You enter the cardiac OR through a door adjacent to a deep, stainless-steel sink and notice the discarded antiseptic scrub brushes littering the ba
se. When you push through the door, you immediately notice that the room is very bright, and very cold, and filled with a lot of people. At the head of the table, separated from the surgical field by a sterile drape suspended between two poles, is the anesthesiologist who has inserted an endotracheal tube, which protrudes from the patient’s mouth like a fat transparent cigar. The tube is mated via lengthy corrugated hose to a large machine that provides a mixture of vaporized anesthesia, nitrous oxide, and oxygen, keeping the patient asleep and ventilated. You gingerly slide next to the anesthesiologist, moving into the small space amid an organized jumble of IV tubing, pressure lines, and a rolling forest of infusion pumps. From this vantage point, the patient’s only visible body part is his head, and you watch as the anesthesiologist slips a transesophageal echo probe into the patient’s mouth. Unlike the endotracheal tube positioned in the airway, this much longer ultrasound transducer is destined for the esophagus, which lies behind the heart; it provides inside-out surveillance of cardiac function during the operation.

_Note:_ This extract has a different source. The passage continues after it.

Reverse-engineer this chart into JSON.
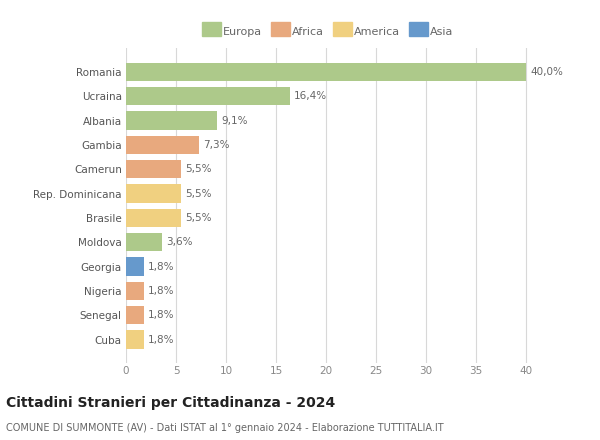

At the table you count four gowned participants. A surgeon’s assistant beside one leg has inserted an endoscope under the skin and is working to remove an eighteen-inch-long segment of vein through a one-inch incision below the knee, a bit of magic that eliminates the long scars and swollen legs common to bypass surgery patients a decade ago. A scrub nurse positioned near the waist presides over a broad back table filled with a gleaming menagerie of elegant stainless-steel instruments. Across the room, the perfusionist sits behind the heart-lung machine, its pump temporarily idle. You step onto a small platform and peer over the screen to watch the surgeon and first assistant open the chest with a sternal saw, a pneumatic-powered tool with a jagged reciprocating blade that slices effortlessly through the hard breastbone with a loud and angry growl, reminding you more of wood shop than science lab. An adjustable metal retractor is then wiggled into the breach and the chest is winched open revealing the beating heart still shrouded in its translucent pericardial sac.